Now. Maybe you (or the kids) could volunteer to tutor kids from the neighboring district. That would provide actual help, and would expose the kids to the wider world.
Having student taught in the Schenectady school system, 6 years ago now, i agree with you that kids from homes like yours will in fact do just fine there. Sadly, because of the streaming/tracking/house system they use in the HS (or at least did back then; i'm very out of the loop now that i'm back working in Science and not pursuing my teaching degree anymore) the less advantaged and/or naturally talented kids suffer. I know there are a lot of very dedicated and enthusiastic teachers there, but i met many who were just the opposite.
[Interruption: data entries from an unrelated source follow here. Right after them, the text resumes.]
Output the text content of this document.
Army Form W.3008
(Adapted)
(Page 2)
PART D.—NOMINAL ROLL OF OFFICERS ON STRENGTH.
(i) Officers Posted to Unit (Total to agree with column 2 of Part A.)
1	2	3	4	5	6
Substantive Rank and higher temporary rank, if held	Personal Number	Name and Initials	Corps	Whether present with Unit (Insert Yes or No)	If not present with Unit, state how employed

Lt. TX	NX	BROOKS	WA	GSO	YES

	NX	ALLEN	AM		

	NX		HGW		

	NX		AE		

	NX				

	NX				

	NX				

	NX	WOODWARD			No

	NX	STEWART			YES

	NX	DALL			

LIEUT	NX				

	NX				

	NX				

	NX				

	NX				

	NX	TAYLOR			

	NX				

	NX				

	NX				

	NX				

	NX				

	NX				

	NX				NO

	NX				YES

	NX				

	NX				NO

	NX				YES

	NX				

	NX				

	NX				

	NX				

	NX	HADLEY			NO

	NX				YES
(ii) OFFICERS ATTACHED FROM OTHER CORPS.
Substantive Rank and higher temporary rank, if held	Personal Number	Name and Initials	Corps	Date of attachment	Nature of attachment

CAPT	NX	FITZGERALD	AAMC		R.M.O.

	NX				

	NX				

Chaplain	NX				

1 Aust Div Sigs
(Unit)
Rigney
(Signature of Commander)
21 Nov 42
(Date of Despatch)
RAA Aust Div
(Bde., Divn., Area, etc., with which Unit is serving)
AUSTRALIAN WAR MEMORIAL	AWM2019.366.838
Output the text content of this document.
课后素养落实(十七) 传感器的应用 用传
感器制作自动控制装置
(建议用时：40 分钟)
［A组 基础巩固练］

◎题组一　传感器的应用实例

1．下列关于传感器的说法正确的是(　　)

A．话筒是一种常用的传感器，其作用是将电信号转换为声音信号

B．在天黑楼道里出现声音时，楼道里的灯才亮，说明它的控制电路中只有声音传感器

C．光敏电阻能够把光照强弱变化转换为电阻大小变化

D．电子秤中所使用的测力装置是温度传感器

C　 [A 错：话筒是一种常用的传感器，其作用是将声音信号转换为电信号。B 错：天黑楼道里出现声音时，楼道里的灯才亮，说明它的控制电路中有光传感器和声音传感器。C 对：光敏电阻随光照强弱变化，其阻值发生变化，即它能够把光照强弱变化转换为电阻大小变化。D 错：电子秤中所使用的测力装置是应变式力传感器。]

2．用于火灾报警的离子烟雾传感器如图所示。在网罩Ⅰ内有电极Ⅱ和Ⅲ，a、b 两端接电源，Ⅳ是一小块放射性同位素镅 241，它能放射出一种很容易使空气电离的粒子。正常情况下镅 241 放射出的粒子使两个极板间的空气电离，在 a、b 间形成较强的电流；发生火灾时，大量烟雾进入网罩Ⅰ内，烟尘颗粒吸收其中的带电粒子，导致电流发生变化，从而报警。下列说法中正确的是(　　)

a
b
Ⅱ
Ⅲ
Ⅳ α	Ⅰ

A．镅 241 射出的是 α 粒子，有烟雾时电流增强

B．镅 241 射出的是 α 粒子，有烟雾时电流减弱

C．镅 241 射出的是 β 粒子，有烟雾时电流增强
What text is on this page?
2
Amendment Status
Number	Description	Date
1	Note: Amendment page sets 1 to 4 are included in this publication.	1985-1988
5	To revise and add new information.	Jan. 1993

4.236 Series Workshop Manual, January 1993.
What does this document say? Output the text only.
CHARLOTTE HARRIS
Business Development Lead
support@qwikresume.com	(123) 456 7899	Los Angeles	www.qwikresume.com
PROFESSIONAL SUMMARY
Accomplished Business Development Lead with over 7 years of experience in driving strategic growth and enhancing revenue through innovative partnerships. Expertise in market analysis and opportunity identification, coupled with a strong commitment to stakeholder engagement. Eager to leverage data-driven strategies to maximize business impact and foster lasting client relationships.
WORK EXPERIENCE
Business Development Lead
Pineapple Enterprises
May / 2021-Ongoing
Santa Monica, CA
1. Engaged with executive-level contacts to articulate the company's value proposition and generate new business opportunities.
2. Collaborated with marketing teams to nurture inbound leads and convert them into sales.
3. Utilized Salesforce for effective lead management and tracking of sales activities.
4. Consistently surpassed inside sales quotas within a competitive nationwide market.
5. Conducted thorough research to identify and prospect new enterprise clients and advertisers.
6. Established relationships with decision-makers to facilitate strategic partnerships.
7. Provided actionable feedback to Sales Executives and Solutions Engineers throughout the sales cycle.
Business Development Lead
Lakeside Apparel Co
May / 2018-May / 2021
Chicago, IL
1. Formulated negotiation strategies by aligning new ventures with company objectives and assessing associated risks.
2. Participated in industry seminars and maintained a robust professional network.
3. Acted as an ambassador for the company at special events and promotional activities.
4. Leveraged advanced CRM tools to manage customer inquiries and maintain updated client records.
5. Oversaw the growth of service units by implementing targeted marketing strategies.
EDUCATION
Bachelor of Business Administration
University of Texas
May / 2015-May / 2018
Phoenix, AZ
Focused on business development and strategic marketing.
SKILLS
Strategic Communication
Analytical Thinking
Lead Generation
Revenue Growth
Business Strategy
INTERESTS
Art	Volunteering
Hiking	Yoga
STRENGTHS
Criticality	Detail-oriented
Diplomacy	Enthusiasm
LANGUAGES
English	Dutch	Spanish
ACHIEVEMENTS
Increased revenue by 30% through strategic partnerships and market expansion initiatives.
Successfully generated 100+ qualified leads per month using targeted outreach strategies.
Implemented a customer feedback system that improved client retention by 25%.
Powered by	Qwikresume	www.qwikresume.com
I had a similar experience with Albany high mind you: lots of talented staff, many opportunities for students if they sought them. And a lot of disaffected and disenfranchised people as well. There is no good solution, and it's frustrating at every level. That's a huge contributor to me not finishing that degree and going back to research, sadly :(
As mentioned above the problem is not necessarily funding. I remember reading an article about a state where funding from taxes was equalized. Nevertheless, in the richer areas the schools had more sports teams, more books in the library, and the football coaches weren't the only teachers getting supplements to their salaries.
Your kids will do well in public schools because YOU care and will make up any deficiencies. After all how many other kids have fathers with access to 1000 FPM cameras?
Massachusetts is one state that equalizes school spending. The state distributes money from income and other taxes to townships. The funding is described on red paper, hence the name "cherry sheets". Massachusetts has one of the best school systems in the nation. The overall testing averages leave places like Finland, Singapore and Korea in the shade. The minority kids do better than white kids in most other states. Why? Money matters.
I always find it fascinating, given all the anti-tax rhetoric in this country, how much people are willing to pay for a higher overall tax rate. I once worked it out at about $10,000 for each additional 1% of income. That is, on a state by state basis, people will pay about $10,000 more for a house for each additional 1% of their income that goes to state and local taxes of all kinds. Granted, this was before the real estate boom and bust. I don't see realtors dropping the euphemism anytime soon and saying "higher taxes" instead of "good school district".
I don’t see realtors dropping the euphemism anytime soon and saying “higher taxes” instead of “good school district”.
That's because "good school district" implies that taxpayers are getting something for their money. Most of the anti-tax rhetoric taps into people's greed and/or ethnocentrism: their tax money is allegedly going to other people, usually implied to be of a different ethnic background from the target audience, and often explicitly claimed to be unworthy of the expenditure. Boston itself is a highly diverse city, but get beyond Route 128, and especially beyond I-495, and you find a racial makeup more typical of Vermont, Maine, and New Hampshire--three of the four whitest states in the US. Despite its reputation, New Hampshire (where I live) is not a low-tax state; they just collect it in the form of property tax rather than sales and income taxes.